Delitti contro l’ambiente, l’interpretazione della Cassazione

29 Nov Delitti contro l’ambiente, l’interpretazione della Cassazione

I giudici di legittimità chiariscono quando si ritiene integrato il reato di inquinamento ambientale. Niente vincoli rigidi, ma la condotta illecita deve cagionare uno squilibrio significativo e misurabile nell’ecosistema.

La Corte di Cassazione, con la pronuncia del 3 novembre 2016  in materia di “ecodelitti”, stabilisce per la prima volta i punti chiave nell’interpretazione del reato di inquinamento ambientale introdotto dalla legge n. 68/2015.

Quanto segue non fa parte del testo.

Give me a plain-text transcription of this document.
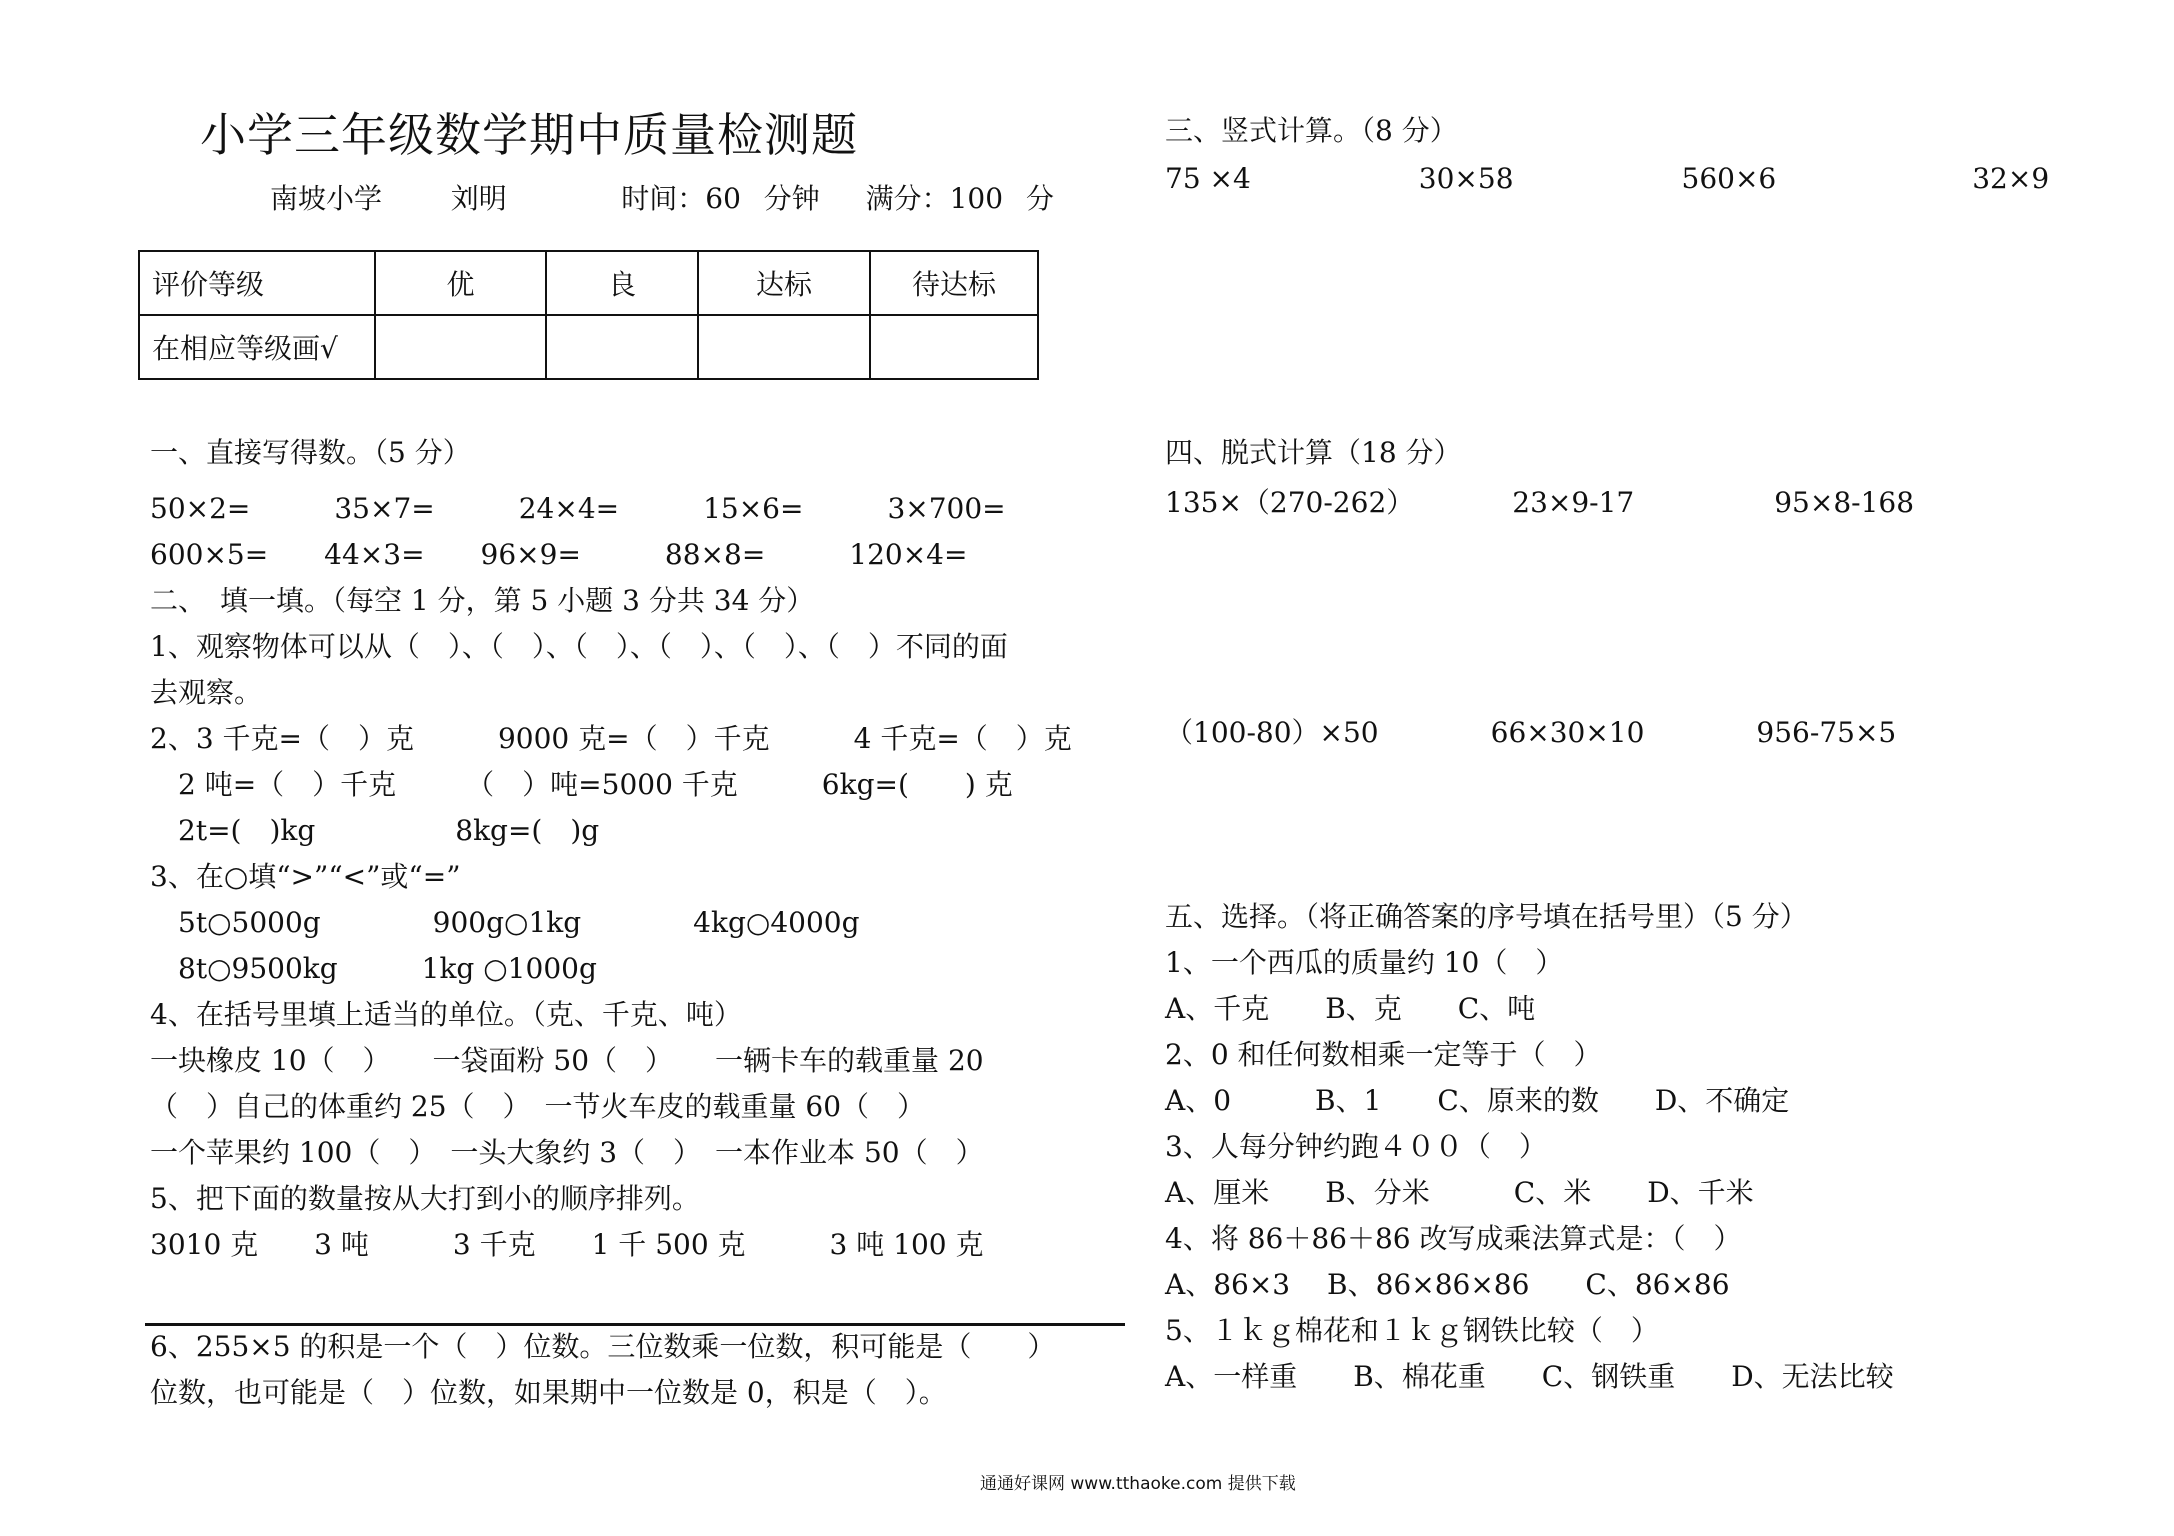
小学三年级数学期中质量检测题
南坡小学 刘明	时间：60 分钟 满分：100 分
评价等级	优	良	达标	待达标
在相应等级画√				
一、直接写得数。（5 分）
50×2=　　　35×7=　　　24×4=　　　15×6=　　　3×700=
600×5=　　44×3=　　96×9=　　　88×8=　　　120×4=
二、　填一填。（每空 1 分，第 5 小题 3 分共 34 分）
1、观察物体可以从（　）、（　）、（　）、（　）、（　）、（　）不同的面
去观察。
2、3 千克=（　）克　　　9000 克=（　）千克　　　4 千克=（　）克
　2 吨=（　）千克　　　（　）吨=5000 千克　　　6kg=(　　) 克
　2t=(　)kg　　　　　8kg=(　)g
3、在○填“>”“<”或“=”
　5t○5000g　　　　900g○1kg　　　　4kg○4000g
　8t○9500kg　　　1kg ○1000g
4、在括号里填上适当的单位。（克、千克、吨）
一块橡皮 10（　）　　一袋面粉 50（　）　　一辆卡车的载重量 20
（　）自己的体重约 25（　）　一节火车皮的载重量 60（　）
一个苹果约 100（　）　一头大象约 3（　）　一本作业本 50（　）
5、把下面的数量按从大打到小的顺序排列。
3010 克　　3 吨　　　3 千克　　1 千 500 克　　　3 吨 100 克
6、255×5 的积是一个（　）位数。三位数乘一位数，积可能是（　　）
位数，也可能是（　）位数，如果期中一位数是 0，积是（　）。
三、竖式计算。（8 分）
75 ×4　　　　　　30×58　　　　　　560×6　　　　　　　32×9
四、脱式计算（18 分）
135×（270-262）　　　　23×9-17　　　　　95×8-168
（100-80）×50　　　　66×30×10　　　　956-75×5
五、选择。（将正确答案的序号填在括号里）（5 分）
1、一个西瓜的质量约 10（　）
A、千克　　B、克　　C、吨
2、0 和任何数相乘一定等于（　）
A、0　　　B、1　　C、原来的数　　D、不确定
3、人每分钟约跑４００（　）
A、厘米　　B、分米　　　C、米　　D、千米
4、将 86＋86＋86 改写成乘法算式是：（　）
A、86×3　 B、86×86×86　　C、86×86
5、１ｋｇ棉花和１ｋｇ钢铁比较（　）
A、一样重　　B、棉花重　　C、钢铁重　　D、无法比较
通通好课网 www.tthaoke.com 提供下载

Ripercorrendo la vicenda oggetto di ricorso – relativa ad un’operazione di dragaggio che aveva contaminato le acque del golfo di La Spezia – i giudici di legittimità si soffermano sugli elementi costitutivi del nuovo delitto, individuandone i tratti salienti per la valutazione del caso concreto.

In primo luogo, la sentenza in questione chiarisce il concetto di “abusività” della condotta,  osservando come si avrà un comportamento illecito non solo in assenza delle dovute autorizzazioni (attività clandestina), ma anche quando queste siano scadute, illegittime oppure non commisurate alla natura dei rifiuti autorizzati. La condotta abusiva, quindi, comprenderà sia le violazioni di legge, sia il mancato rispetto delle prescrizioni amministrative secondarie.

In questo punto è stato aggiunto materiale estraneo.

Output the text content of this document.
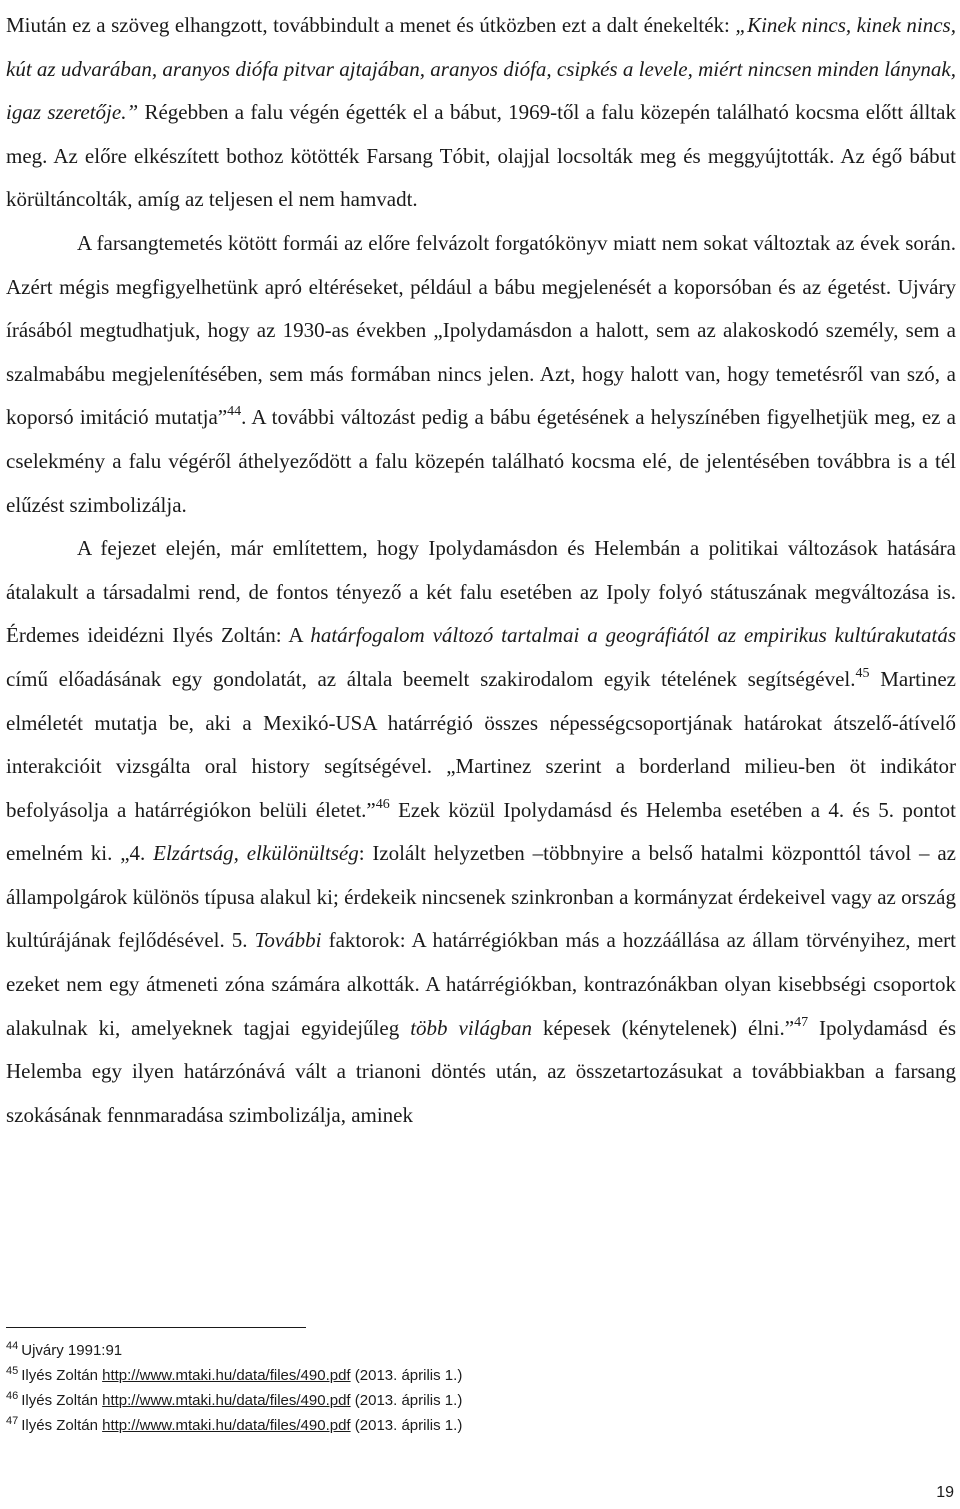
Miután ez a szöveg elhangzott, továbbindult a menet és útközben ezt a dalt énekelték: „Kinek nincs, kinek nincs, kút az udvarában, aranyos diófa pitvar ajtajában, aranyos diófa, csipkés a levele, miért nincsen minden lánynak, igaz szeretője.” Régebben a falu végén égették el a bábut, 1969-től a falu közepén található kocsma előtt álltak meg. Az előre elkészített bothoz kötötték Farsang Tóbit, olajjal locsolták meg és meggyújtották. Az égő bábut körültáncolták, amíg az teljesen el nem hamvadt.

A farsangtemetés kötött formái az előre felvázolt forgatókönyv miatt nem sokat változtak az évek során. Azért mégis megfigyelhetünk apró eltéréseket, például a bábu megjelenését a koporsóban és az égetést. Ujváry írásából megtudhatjuk, hogy az 1930-as években „Ipolydamásdon a halott, sem az alakoskodó személy, sem a szalmabábu megjelenítésében, sem más formában nincs jelen. Azt, hogy halott van, hogy temetésről van szó, a koporsó imitáció mutatja”$^{44}$. A további változást pedig a bábu égetésének a helyszínében figyelhetjük meg, ez a cselekmény a falu végéről áthelyeződött a falu közepén található kocsma elé, de jelentésében továbbra is a tél elűzést szimbolizálja.

A fejezet elején, már említettem, hogy Ipolydamásdon és Helembán a politikai változások hatására átalakult a társadalmi rend, de fontos tényező a két falu esetében az Ipoly folyó státuszának megváltozása is. Érdemes ideidézni Ilyés Zoltán: A határfogalom változó tartalmai a geográfiától az empirikus kultúrakutatás című előadásának egy gondolatát, az általa beemelt szakirodalom egyik tételének segítségével.$^{45}$ Martinez elméletét mutatja be, aki a Mexikó-USA határrégió összes népességcsoportjának határokat átszelő-átívelő interakcióit vizsgálta oral history segítségével. „Martinez szerint a borderland milieu-ben öt indikátor befolyásolja a határrégiókon belüli életet.”$^{46}$ Ezek közül Ipolydamásd és Helemba esetében a 4. és 5. pontot emelném ki. „4. Elzártság, elkülönültség: Izolált helyzetben –többnyire a belső hatalmi központtól távol – az állampolgárok különös típusa alakul ki; érdekeik nincsenek szinkronban a kormányzat érdekeivel vagy az ország kultúrájának fejlődésével. 5. További faktorok: A határrégiókban más a hozzáállása az állam törvényihez, mert ezeket nem egy átmeneti zóna számára alkották. A határrégiókban, kontrazónákban olyan kisebbségi csoportok alakulnak ki, amelyeknek tagjai egyidejűleg több világban képesek (kénytelenek) élni.”$^{47}$ Ipolydamásd és Helemba egy ilyen határzónává vált a trianoni döntés után, az összetartozásukat a továbbiakban a farsang szokásának fennmaradása szimbolizálja, aminek

$^{44}$ Ujváry 1991:91
$^{45}$ Ilyés Zoltán http://www.mtaki.hu/data/files/490.pdf (2013. április 1.)
$^{46}$ Ilyés Zoltán http://www.mtaki.hu/data/files/490.pdf (2013. április 1.)
$^{47}$ Ilyés Zoltán http://www.mtaki.hu/data/files/490.pdf (2013. április 1.)
19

Successivamente, la lettura della Corte si sofferma sull’individuazione del fenomeno produttivo dell’inquinamento. L’inquinamento consegue sempre ad una “compromissione” o ad un “deterioramento” del bene ambientale, dovendosi intendere i due termini nel senso di alterazioni funzionali o strutturali dell’originale consistenza della matrice ambientale. Non potrà, tuttavia, prescindersi da una valutazione sul livello concreto di “lesività” dell’evento dannoso, così da escludere i fatti di minimo rilievo.

L’ambito di operatività del reato in esame, infatti, è circoscritto da due precisi parametri, che richiedono uno squilibrio “significativo” e “misurabile” nell’ecosistema. Secondo l’opinione della Cassazione, in assenza di specifici limiti normativi, i parametri appena richiamati devono essere intesi quali generici criteri di rilevanza qualitativa e quantitativa, sganciati da rigidi vincoli interpretativi.

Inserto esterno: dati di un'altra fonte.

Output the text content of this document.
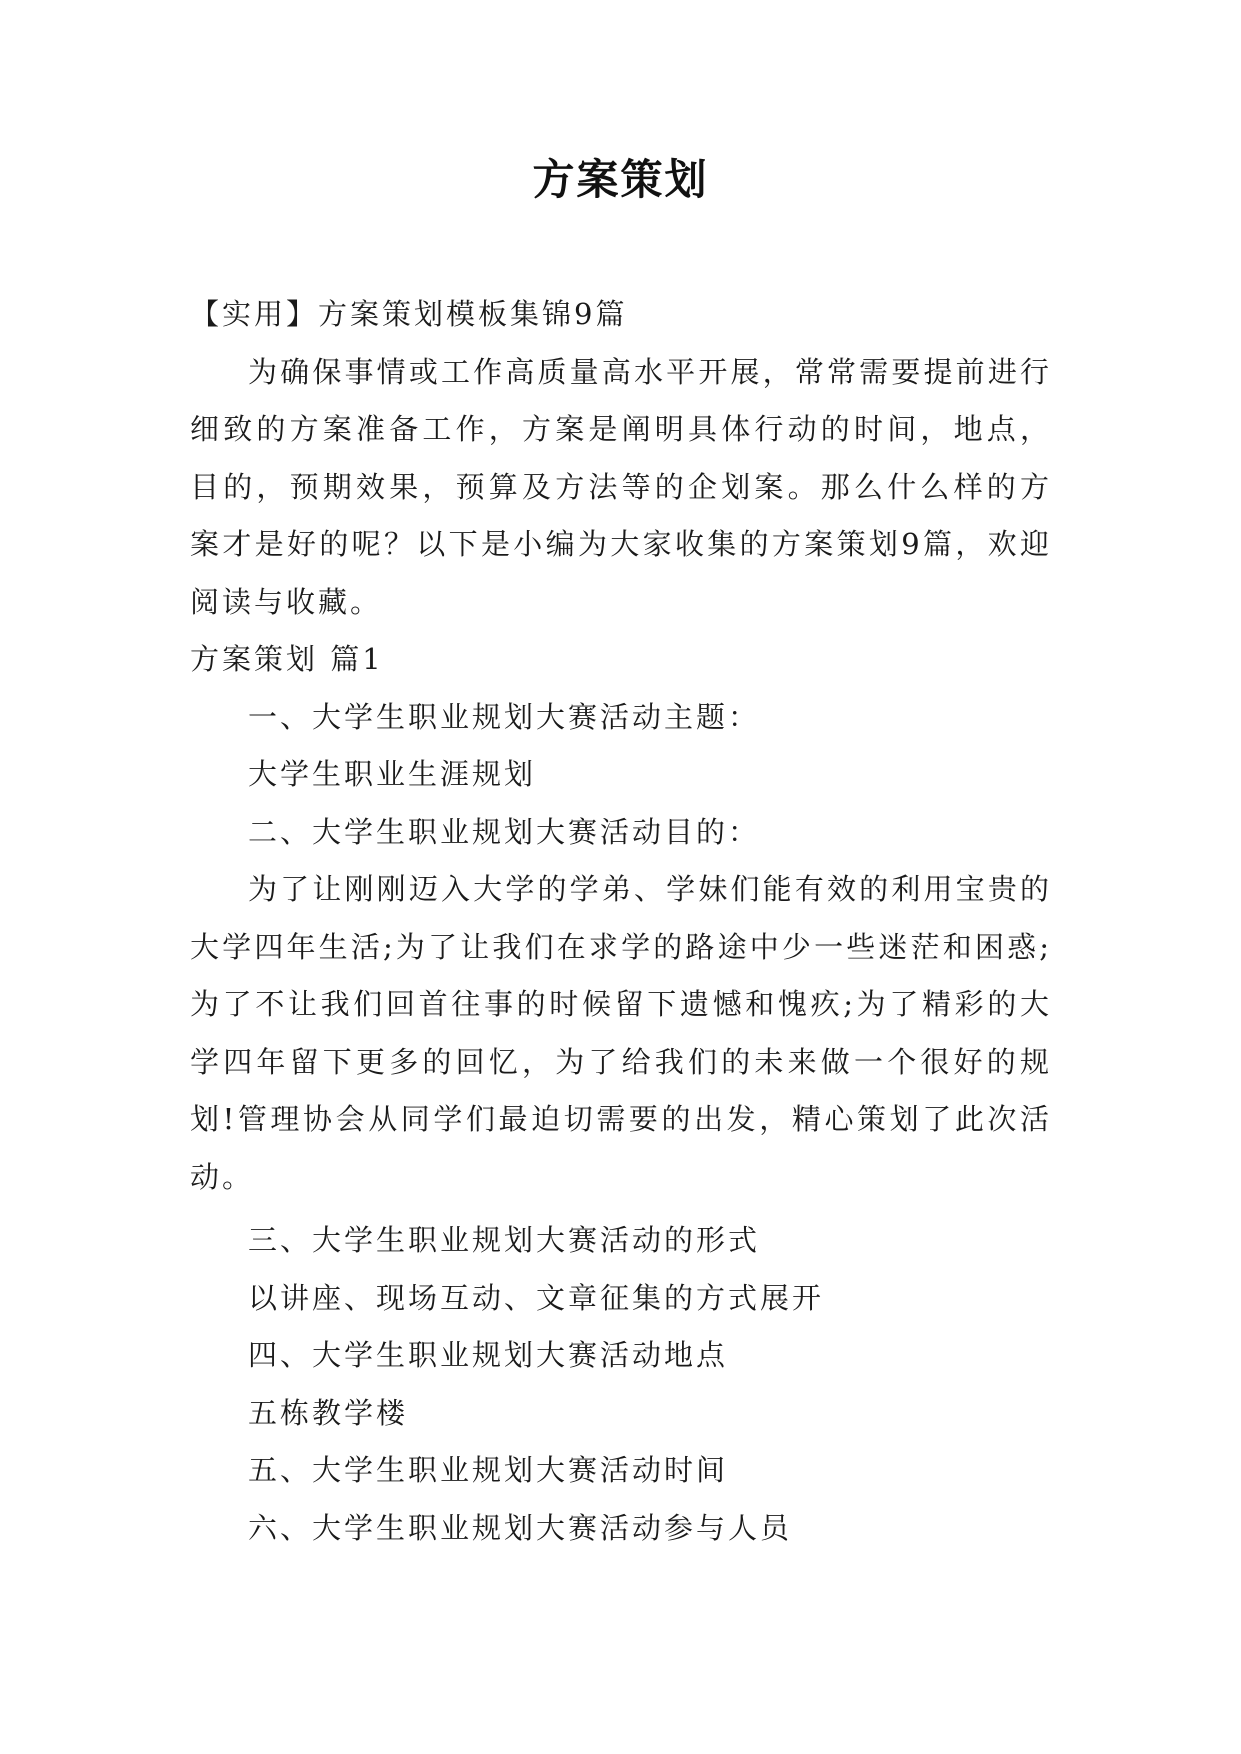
方案策划

【实用】方案策划模板集锦9篇

为确保事情或工作高质量高水平开展，常常需要提前进行细致的方案准备工作，方案是阐明具体行动的时间，地点，目的，预期效果，预算及方法等的企划案。那么什么样的方案才是好的呢？以下是小编为大家收集的方案策划9篇，欢迎阅读与收藏。

方案策划 篇1

一、大学生职业规划大赛活动主题：

大学生职业生涯规划

二、大学生职业规划大赛活动目的：

为了让刚刚迈入大学的学弟、学妹们能有效的利用宝贵的大学四年生活;为了让我们在求学的路途中少一些迷茫和困惑;为了不让我们回首往事的时候留下遗憾和愧疚;为了精彩的大学四年留下更多的回忆，为了给我们的未来做一个很好的规划!管理协会从同学们最迫切需要的出发，精心策划了此次活动。

三、大学生职业规划大赛活动的形式

以讲座、现场互动、文章征集的方式展开

四、大学生职业规划大赛活动地点

五栋教学楼

五、大学生职业规划大赛活动时间

六、大学生职业规划大赛活动参与人员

In mancanza di espliciti standard tecnico-scientifici cui ricondurre una chiara soglia di lesività, ogni valutazione sul reato di inquinamento ambientale sarà rimessa, in ultima istanza, all’apprezzamento concreto dell’interprete. Questo perché, ad avviso dei giudici, ben potrebbe verificarsi una situazione di danno o pericolo per l’ambiente di “così macroscopica evidenza o, comunque, concretamente accertabile” da integrare il delitto in parola senza ricorrere ad ulteriori argomentazioni o accertamenti.